One possible solution to this “scholarship dilemma” might be to use some service activity (such as workload analysis) as a scholarship activity, similar to the idea of scholarly teaching activities.^2,7,10-11 This type of scholarly approach would offer faculty members an opportunity to advance in scholarly endeavors, and not just engage in a time consuming “must do” type of activity.

The main goal of this manuscript was to propose a model for use by other pharmacy or professional schools that are interested in doing a faculty workload analysis. We recognize that a workload analysis is dynamic in nature and therefore a constantly evolving process.⁸ Therefore, it will be influenced by factors such as the prevalence of new faculty members, as well as the type of curriculum used by the institution. In this regard, the data captured in this paper represent only a snapshot of faculty workload at our college during 2014. Nevertheless, the mathematical principles of the model are useful for future workload analyses. We recommend that institutions do a new workload analysis at least every 2 years. This frequency is needed to capture the most recent faculty workload efforts, as well as to determine whether previous workload analyses influenced changes at the institution.^7,8

Arreola has provided a mathematical check for the type of “dynamic mathematical workload model” used in this paper.⁸ Ideally any combination of maximum and remaining minimum values for a faculty activity should be in the range of 65% to 100% and cannot exceed 100%.⁸ In this regard, our departmental and institutional workload models (Tables 4-6) generally meet these criteria. For example, in Table 4, the teaching maximum value (52%) + service minimum value (30%) + scholarship minimum value (13%) + professional development minimum value (0%) = 95% (ie, less than 100%).

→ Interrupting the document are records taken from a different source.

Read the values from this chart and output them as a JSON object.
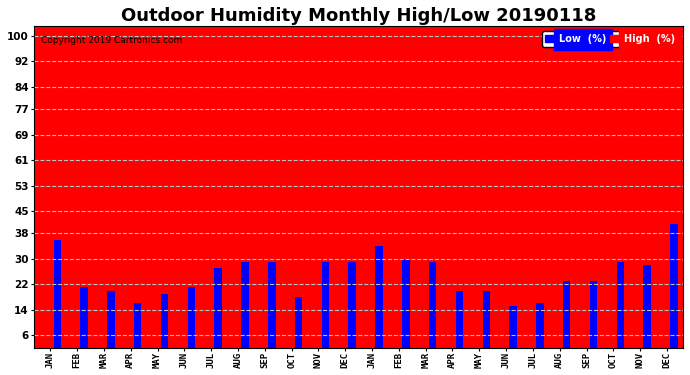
{
  "title": "Outdoor Humidity Monthly High/Low 20190118",
  "copyright": "Copyright 2019 Cartronics.com",
  "months": [
    "JAN",
    "FEB",
    "MAR",
    "APR",
    "MAY",
    "JUN",
    "JUL",
    "AUG",
    "SEP",
    "OCT",
    "NOV",
    "DEC",
    "JAN",
    "FEB",
    "MAR",
    "APR",
    "MAY",
    "JUN",
    "JUL",
    "AUG",
    "SEP",
    "OCT",
    "NOV",
    "DEC"
  ],
  "high_values": [
    100,
    100,
    100,
    100,
    100,
    100,
    100,
    100,
    100,
    100,
    100,
    100,
    100,
    100,
    100,
    100,
    100,
    100,
    100,
    100,
    100,
    100,
    100,
    100
  ],
  "low_values": [
    36,
    21,
    20,
    16,
    19,
    21,
    27,
    29,
    29,
    18,
    29,
    29,
    34,
    30,
    29,
    20,
    20,
    15,
    16,
    23,
    23,
    29,
    28,
    41
  ],
  "high_color": "#FF0000",
  "low_color": "#0000FF",
  "plot_bg_color": "#FF0000",
  "yticks": [
    6,
    14,
    22,
    30,
    38,
    45,
    53,
    61,
    69,
    77,
    84,
    92,
    100
  ],
  "ylim": [
    2,
    103
  ],
  "grid_color": "#C0C0C0",
  "title_fontsize": 13,
  "legend_labels": [
    "Low  (%)",
    "High  (%)"
  ]
}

Arreola also emphasizes that a “static faculty workload model” (using just mean activity values) does not adequately reflect the diversity of faculty responsibilities at an institution.⁸ Therefore, a dynamic faculty workload model should be employed (using minimum and maximum weight values) to create a fair system for effectively utilizing the talents of faculty members, as well as creating a better faculty evaluation system.⁸

CONCLUSION

We created a novel mathematical model for determining faculty workload at the California Northstate University College of Pharmacy. We believe that this workload model (or some version thereof) may be useful for other schools of pharmacy in determining faculty workload parameters at their institutions.